Beef, Beef Strips, Bell Pepper, Bell Peppers, Carrot, Chickpeas, Kale, Mrs. Balls Chutney, Onion, Onions, Roasted Garlic Mayo, Smoked Paprika
What is the nutritional information of Beef Strips & Smoky Aioli?
Calories: 894, Carbs: 72 grams, Fat: grams, Protein: 47.9 grams, Sugar: 39.1 grams, Salt: 642 grams
How do I prepare Beef Strips & Smoky Aioli?

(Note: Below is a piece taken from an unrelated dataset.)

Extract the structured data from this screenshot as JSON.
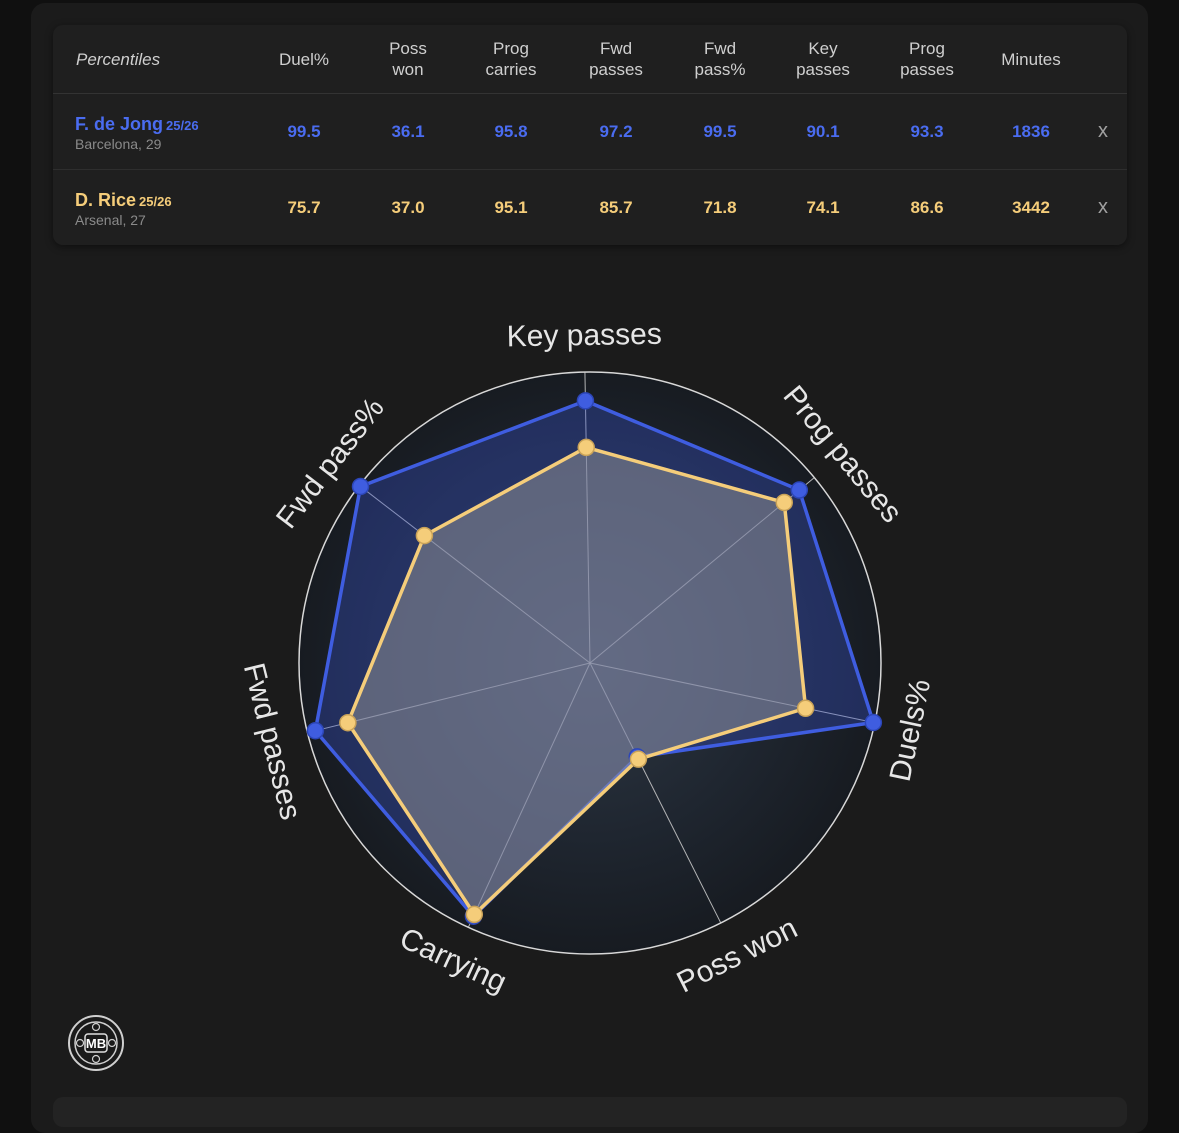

CHUTNEY BEEF: Place a pan over medium-high heat with a drizzle of oil. Pat the beef strips dry with paper towel. When hot, sear the beef until browned, 30-60 seconds (shifting occasionally). In the final 30 seconds, baste with a knob of butter and the chutney. Remove from the pan, reserving any pan juices, and season. ROAST CARROT & ONION: Preheat the oven to 200°C. Spread the carrot & onion wedges on a roasting tray. Coat in oil and season. Roast in the hot oven until golden, 25-30 minutes (shifting halfway). PREP STEP: Place the kale in a bowl with a drizzle of oil and seasoning. Using your hands, gently massage until softened and coated. Add the pepper pieces and the chickpeas. Toss through and season. Set aside. SMOKY MAYO: In a small bowl, combine the mayo with the smoked paprika. Add a splash of water until drizzling consistency, and seasoning. Set aside. ADD SOME EXTRA COLOUR: When the roast has been in for 10 minutes, scatter the dressed kale & chickpeas over the carrot & onion wedges. Return to the oven for the remaining time until charred but still crunchy. SIMPLE, YET SO TASTY: Plate up the roasted veg, top with the chutney beef, and drizzle over the paprika mayo.
What should be prepared from my kitchen to make Beef Strips & Smoky Aioli?
Beef, Beef Strips, Bell Pepper, Bell Peppers, Carrot, Chickpeas, Kale, Mrs. Balls Chutney, Onion, Onions, Roasted Garlic Mayo, Smoked Paprika
How many calories does Beef Strips & Smoky Aioli have?
894 calories
How much fat content does Beef Strips & Smoky Aioli have?